Shorncliffe Camp - 1850's

Anyone living in an army garrison town today will understand the curiously ambivalent nature of the relationship between the local inhabitants and the soldiers. At times there are feelings of pride and admiration for the men, reinforced by marching bands and displays of skill and courage. Then there are the discordant notes of incidents of less acceptable behaviour, often fuelled by alcohol. This relationship has existed through the ages, and a browse through old local newspapers will reveal many examples of this Jekyll and Hyde attitude to the local troops. In what may be an exaggerated account that appeared in the Bombay Guardian in 1890, Sandgate seems to have been on the brink of total moral disintegration during the 1850's.
 




A TYPICAL ENGLISH GARRISON                                                                                       

One of the military stations in England to which troops from India go and come is Shorncliffe, a breezy upland on the coast of Kent. At its foot is the pretty little watering place of Sandgate . . .
The regular occupation of Shorncliffe Camp by the military changed the character of Sandgate. . . Troops returning from the Crimean war, and leaving for the scenes of the Indian Mutiny, were expected to indulge their animal, nay beastly, propensities to the full. Sandgate at that time reeked with the trap-doors to hell.
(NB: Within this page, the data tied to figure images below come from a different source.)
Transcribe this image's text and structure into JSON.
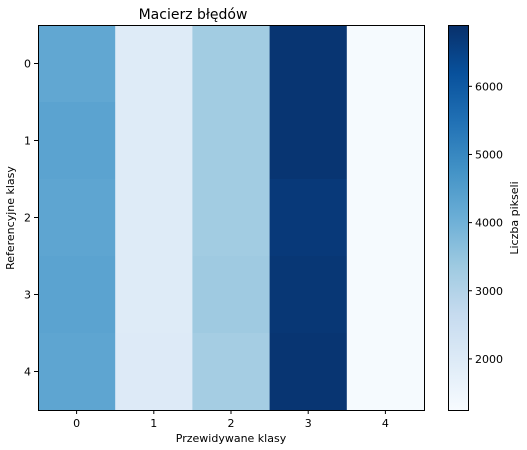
{
  "chart_data": {
    "type": "heatmap",
    "title": "Macierz błędów",
    "xlabel": "Przewidywane klasy",
    "ylabel": "Referencyjne klasy",
    "x_categories": [
      "0",
      "1",
      "2",
      "3",
      "4"
    ],
    "y_categories": [
      "0",
      "1",
      "2",
      "3",
      "4"
    ],
    "values": [
      [
        4250,
        1950,
        3300,
        6800,
        1300
      ],
      [
        4350,
        1950,
        3300,
        6800,
        1300
      ],
      [
        4300,
        1950,
        3300,
        6700,
        1300
      ],
      [
        4350,
        1950,
        3350,
        6750,
        1300
      ],
      [
        4300,
        2000,
        3250,
        6800,
        1300
      ]
    ],
    "colorbar": {
      "label": "Liczba pikseli",
      "range": [
        1250,
        6900
      ],
      "ticks": [
        2000,
        3000,
        4000,
        5000,
        6000
      ],
      "colormap": "Blues"
    },
    "grid": false,
    "legend": "none"
  }
}
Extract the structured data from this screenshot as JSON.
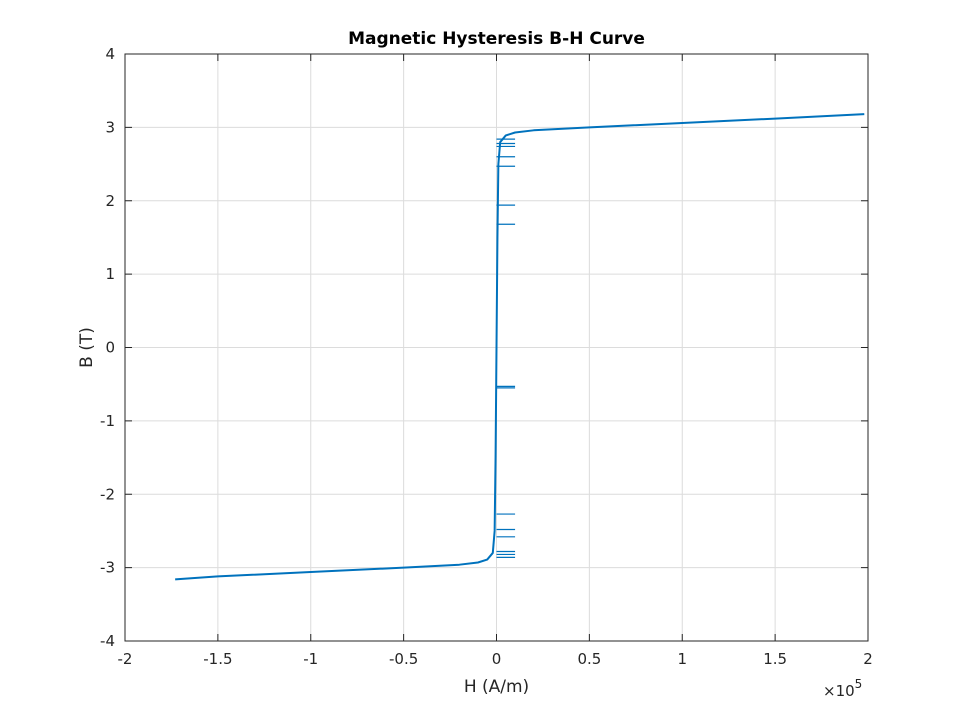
{
  "chart_data": {
    "type": "line",
    "title": "Magnetic Hysteresis B-H Curve",
    "xlabel": "H (A/m)",
    "ylabel": "B (T)",
    "x_exponent_base": "×10",
    "x_exponent_power": "5",
    "xlim": [
      -200000,
      200000
    ],
    "ylim": [
      -4,
      4
    ],
    "x_tick_labels": [
      "-2",
      "-1.5",
      "-1",
      "-0.5",
      "0",
      "0.5",
      "1",
      "1.5",
      "2"
    ],
    "y_tick_labels": [
      "-4",
      "-3",
      "-2",
      "-1",
      "0",
      "1",
      "2",
      "3",
      "4"
    ],
    "grid": true,
    "line_color": "#0072BD",
    "series": [
      {
        "x": [
          -173000,
          -150000,
          -100000,
          -50000,
          -20000,
          -10000,
          -5000,
          -2000,
          -1000,
          -500,
          0,
          500,
          1000,
          2000,
          5000,
          10000,
          20000,
          50000,
          100000,
          150000,
          198000
        ],
        "y": [
          -3.16,
          -3.12,
          -3.06,
          -3.0,
          -2.96,
          -2.93,
          -2.89,
          -2.8,
          -2.5,
          -1.5,
          0.0,
          1.5,
          2.5,
          2.8,
          2.89,
          2.93,
          2.96,
          3.0,
          3.06,
          3.12,
          3.18
        ]
      }
    ],
    "spurs": [
      {
        "y": 2.84,
        "x_end": 10000
      },
      {
        "y": 2.78,
        "x_end": 10000
      },
      {
        "y": 2.74,
        "x_end": 10000
      },
      {
        "y": 2.6,
        "x_end": 10000
      },
      {
        "y": 2.47,
        "x_end": 10000
      },
      {
        "y": 1.94,
        "x_end": 10000
      },
      {
        "y": 1.68,
        "x_end": 10000
      },
      {
        "y": -0.53,
        "x_end": 10000
      },
      {
        "y": -0.55,
        "x_end": 10000
      },
      {
        "y": -2.27,
        "x_end": 10000
      },
      {
        "y": -2.48,
        "x_end": 10000
      },
      {
        "y": -2.58,
        "x_end": 10000
      },
      {
        "y": -2.78,
        "x_end": 10000
      },
      {
        "y": -2.82,
        "x_end": 10000
      },
      {
        "y": -2.86,
        "x_end": 10000
      }
    ]
  }
}
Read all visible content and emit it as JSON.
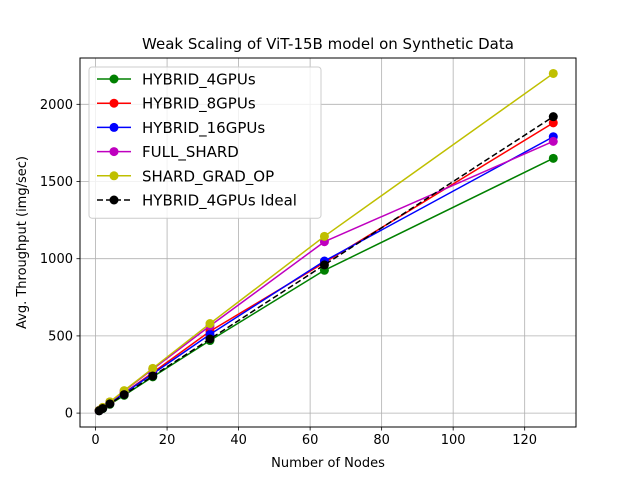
{
  "chart_data": {
    "type": "line",
    "title": "Weak Scaling of ViT-15B model on Synthetic Data",
    "xlabel": "Number of Nodes",
    "ylabel": "Avg. Throughput (img/sec)",
    "xlim": [
      -4.35,
      134.35
    ],
    "ylim": [
      -90,
      2300
    ],
    "xticks": [
      0,
      20,
      40,
      60,
      80,
      100,
      120
    ],
    "yticks": [
      0,
      500,
      1000,
      1500,
      2000
    ],
    "grid": true,
    "legend_position": "top-left",
    "x": [
      1,
      2,
      4,
      8,
      16,
      32,
      64,
      128
    ],
    "series": [
      {
        "name": "HYBRID_4GPUs",
        "color": "#008000",
        "dashed": false,
        "values": [
          15,
          29,
          57,
          115,
          235,
          470,
          925,
          1650
        ]
      },
      {
        "name": "HYBRID_8GPUs",
        "color": "#ff0000",
        "dashed": false,
        "values": [
          16,
          33,
          66,
          130,
          262,
          530,
          975,
          1880
        ]
      },
      {
        "name": "HYBRID_16GPUs",
        "color": "#0000ff",
        "dashed": false,
        "values": [
          16,
          32,
          64,
          128,
          255,
          510,
          985,
          1790
        ]
      },
      {
        "name": "FULL_SHARD",
        "color": "#bf00bf",
        "dashed": false,
        "values": [
          18,
          36,
          72,
          143,
          285,
          565,
          1110,
          1760
        ]
      },
      {
        "name": "SHARD_GRAD_OP",
        "color": "#bfbf00",
        "dashed": false,
        "values": [
          18,
          37,
          73,
          146,
          290,
          580,
          1145,
          2200
        ]
      },
      {
        "name": "HYBRID_4GPUs Ideal",
        "color": "#000000",
        "dashed": true,
        "values": [
          15,
          30,
          60,
          120,
          240,
          480,
          960,
          1920
        ]
      }
    ]
  }
}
Low beerhouses abounded on every hand.

After reporting that miscreants, mostly drunks, were regularly locked up in the old Sandgate Castle, the article delivered news of the renaissance:

Tweny five years have made great changes. The low beerhouses have been swept away, the number of liquor houses of every kind are reduced by fully one third. The 'Balaclava', the 'Sebastopol', and the 'Inkerman' are again peaceful cottage homes, while other dens of infamy have entirely disappeared, rows of modern shops and handsome Queen Anne houses have take their place and quite altered Sandgate.